The growth of computer-processing power has exponentially increased over the last six decades. More specifically, according to an info-graphic by Experts Exchange, we’ve contributed to and witnessed a 1 trillion-fold increase in computing performance. This powerful statistic fosters different meanings to each of us when we think about what we’re capable of today, but what does it mean for the application of AI towards healthcare infrastructures and treatments?
The concept of AI has been around for decades; companies across all verticals are increasingly aware of the potential their data holds, and thus, how it can affect their competitive advantage within their landscape should they find ways to gain more insight and monetize it successfully. Personalized medicine, a mission associated with many of today’s healthcare companies and startups, has been talked about for a long time – the availability of large data sets and the development of advanced algorithms has enabled these organizations to target AI applications towards their “niche”, main value propositions within the marketplace to get ahead of the curve. But is there an exact formula for success in pursuing the implementation of these applications?

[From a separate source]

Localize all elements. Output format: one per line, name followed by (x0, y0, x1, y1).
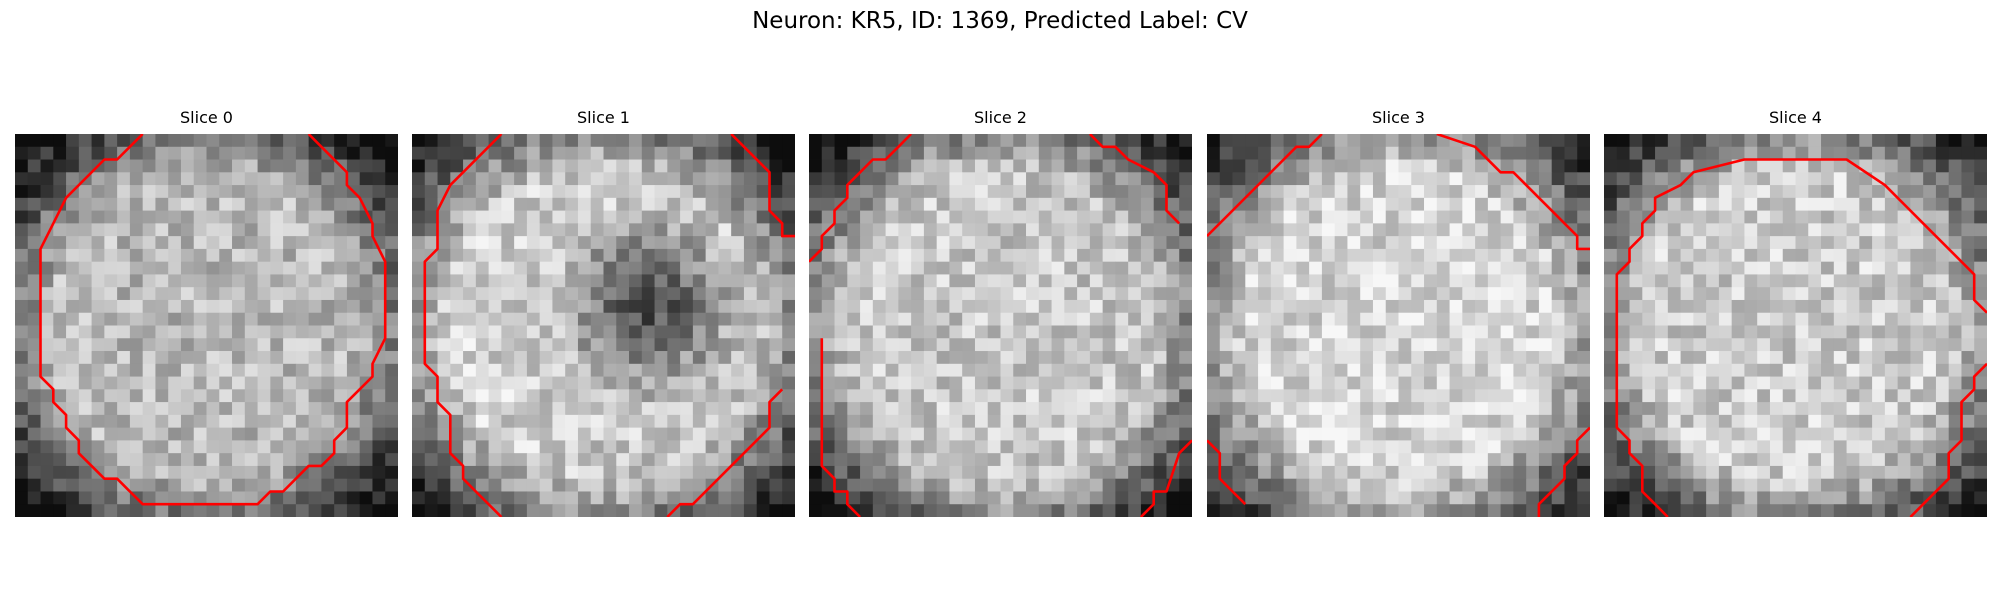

Industry experts note there have been significant “breakthroughs” already and agree that there is untapped, massive potential for AI to accelerate drug discoveries and timescales around clinical trials, and ultimately deliver quicker diagnoses and personalized medicines that result in better patient outcomes. Just recently, however, IBM’s Watson supercomputer gave unsafe and incorrect recommendations for the treatment of cancer – in this case, was this is an issue of inaccessible data, unrealistic timelines, or unrealistic expectations of technologies we have yet to truly understand? In my humble opinion from what I’ve seen in the market, “setbacks” like this shouldn’t be considered failures. Instead, they should be viewed as getting one step closer to success when considering the complexity of these technologies and the initiatives they’re aimed towards. As Thomas Edison famously said, “I have not failed. I’ve just found 10,000 ways that won’t work”.

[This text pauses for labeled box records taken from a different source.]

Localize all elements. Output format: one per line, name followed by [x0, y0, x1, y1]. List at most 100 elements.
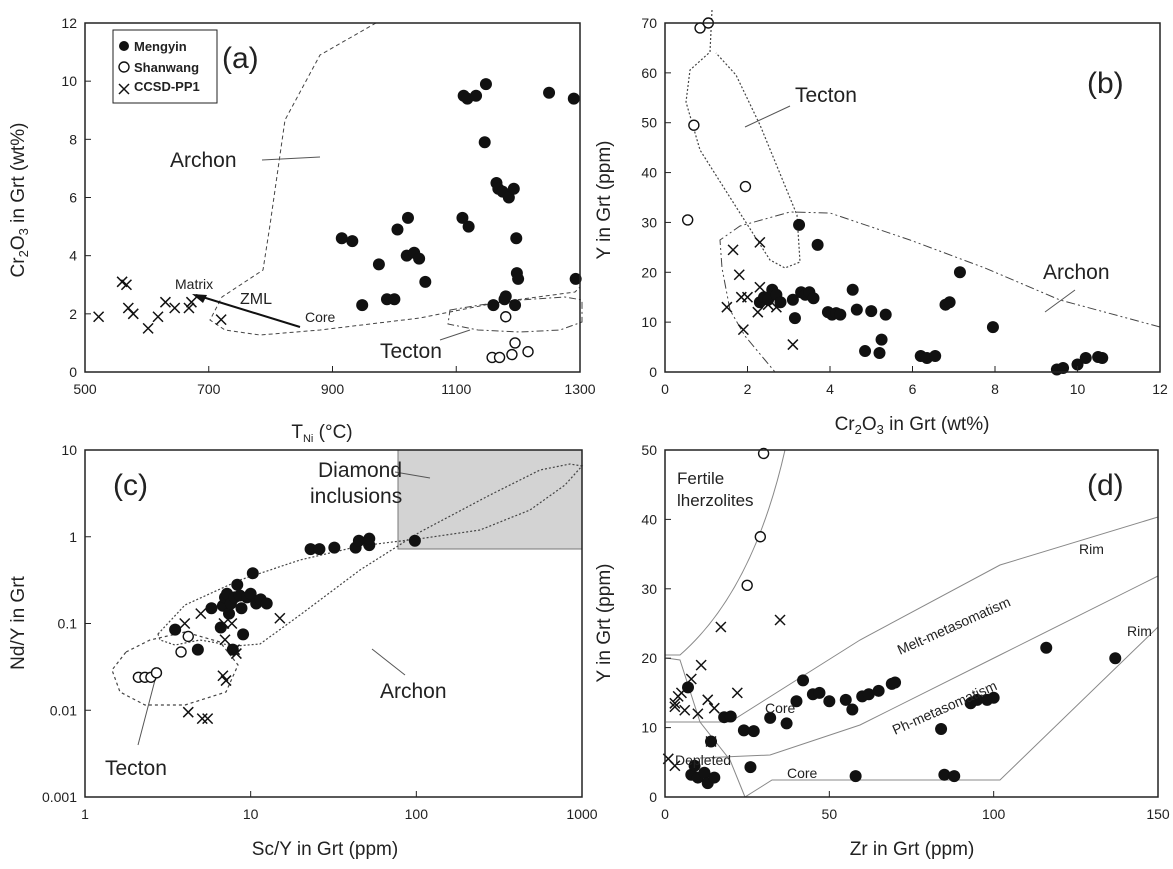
point-ccsd-pp1 — [195, 608, 207, 620]
point-ccsd-pp1 — [752, 306, 764, 318]
point-mengyin — [811, 238, 824, 251]
panel-a-zml-label: ZML — [240, 291, 272, 308]
y-tick-label: 8 — [69, 131, 77, 147]
point-mengyin — [807, 292, 820, 305]
y-tick-label: 0.01 — [50, 702, 77, 718]
point-mengyin — [889, 676, 902, 689]
y-tick-label: 50 — [641, 115, 657, 131]
y-tick-label: 30 — [641, 581, 657, 597]
point-mengyin — [793, 218, 806, 231]
panel-a-points — [93, 78, 582, 364]
panel-a-region-tecton — [447, 296, 583, 333]
panel-a-ylabel: Cr2O3 in Grt (wt%) — [8, 123, 31, 278]
x-tick-label: 50 — [822, 806, 838, 822]
panel-d-rim-label-1: Rim — [1079, 541, 1104, 557]
point-mengyin — [419, 275, 432, 288]
panel-c-diamond-label-2: inclusions — [310, 485, 402, 508]
panel-d-fertile-label-2: lherzolites — [677, 491, 754, 510]
point-mengyin — [1071, 358, 1084, 371]
y-tick-label: 20 — [641, 650, 657, 666]
point-mengyin — [304, 543, 317, 556]
point-mengyin — [929, 350, 942, 363]
point-shanwang — [182, 630, 194, 643]
point-mengyin — [223, 607, 236, 620]
panel-c-region-archon — [157, 463, 584, 647]
y-tick-label: 70 — [641, 15, 657, 31]
point-mengyin — [543, 86, 556, 99]
panel-d-letter: (d) — [1087, 469, 1124, 502]
point-mengyin — [865, 305, 878, 318]
point-mengyin — [462, 220, 475, 233]
point-mengyin — [1079, 352, 1092, 365]
y-tick-label: 6 — [69, 190, 77, 206]
panel-c-points — [132, 532, 421, 725]
point-ccsd-pp1 — [226, 617, 238, 630]
panel-b-tecton-label: Tecton — [795, 84, 857, 107]
point-mengyin — [335, 232, 348, 245]
point-ccsd-pp1 — [692, 708, 704, 720]
point-mengyin — [507, 182, 520, 195]
point-mengyin — [1096, 352, 1109, 365]
point-ccsd-pp1 — [217, 670, 229, 682]
panel-a-zml-arrowhead — [192, 294, 207, 303]
point-mengyin — [737, 724, 750, 737]
point-mengyin — [456, 211, 469, 224]
point-mengyin — [790, 695, 803, 708]
legend-mengyin-label: Mengyin — [134, 39, 187, 54]
panel-b-xlabel: Cr2O3 in Grt (wt%) — [835, 414, 990, 437]
legend-mengyin-marker — [119, 41, 129, 51]
point-mengyin — [169, 623, 182, 636]
point-ccsd-pp1 — [218, 617, 230, 630]
panel-a-legend-box — [112, 29, 218, 104]
point-mengyin — [413, 252, 426, 265]
y-tick-label: 4 — [69, 248, 77, 264]
panel-a-matrix-label: Matrix — [175, 276, 213, 292]
legend-shanwang-label: Shanwang — [134, 60, 199, 75]
point-mengyin — [401, 211, 414, 224]
point-shanwang — [509, 337, 521, 349]
point-mengyin — [470, 89, 483, 102]
panel-c-archon-label: Archon — [380, 680, 447, 703]
point-mengyin — [510, 232, 523, 245]
point-mengyin — [478, 136, 491, 149]
point-mengyin — [260, 597, 273, 610]
point-shanwang — [688, 119, 700, 131]
panel-d-xlabel: Zr in Grt (ppm) — [850, 839, 975, 860]
point-mengyin — [509, 299, 522, 312]
point-ccsd-pp1 — [787, 339, 799, 351]
panel-d: 0 50 100 150 0 10 20 30 40 50 (d) Fertile lherzol… — [594, 442, 1170, 860]
point-ccsd-pp1 — [202, 713, 214, 725]
y-tick-label: 10 — [61, 442, 77, 458]
point-mengyin — [872, 684, 885, 697]
y-tick-label: 40 — [641, 511, 657, 527]
x-tick-label: 1 — [81, 806, 89, 822]
x-tick-label: 8 — [991, 381, 999, 397]
panel-d-core-label-1: Core — [765, 700, 796, 716]
x-tick-label: 1100 — [441, 381, 471, 397]
y-tick-label: 10 — [641, 720, 657, 736]
panel-a-letter: (a) — [222, 42, 259, 75]
panel-b-archon-label: Archon — [1043, 261, 1110, 284]
point-mengyin — [237, 628, 250, 641]
y-tick-label: 0.1 — [58, 616, 78, 632]
panel-d-fertile-label-1: Fertile — [677, 469, 724, 488]
point-shanwang — [150, 667, 163, 679]
x-tick-label: 2 — [744, 381, 752, 397]
point-mengyin — [813, 686, 826, 699]
point-mengyin — [352, 534, 365, 547]
panel-b-frame — [664, 22, 1161, 373]
point-mengyin — [862, 688, 875, 701]
point-mengyin — [688, 759, 701, 772]
point-mengyin — [953, 266, 966, 279]
point-ccsd-pp1 — [754, 281, 766, 293]
point-ccsd-pp1 — [669, 697, 681, 709]
point-mengyin — [512, 272, 525, 285]
panel-a-ticks: 500 700 900 1100 1300 0 2 4 6 8 10 12 — [61, 15, 595, 397]
panel-c-region-tecton — [111, 631, 239, 706]
point-mengyin — [1040, 641, 1053, 654]
point-mengyin — [938, 768, 951, 781]
point-shanwang — [506, 348, 518, 361]
panel-b-points — [681, 17, 1109, 376]
panel-a-archon-label: Archon — [170, 149, 237, 172]
point-ccsd-pp1 — [230, 648, 242, 660]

So, will the resources that healthcare companies and startups dedicate towards advancements in their AI capabilities pay off in the end, or will it hold them back from achieving something greater in the short-term?
Over the next five to ten years, the truth will be narrated by the data itself; hopefully, we can look back and say we have a much better understanding than we did today in the ever-changing technological landscape.
If the proponents of these techniques are right, AI and machine learning will usher in an era of quicker, cheaper and more-effective drug discovery.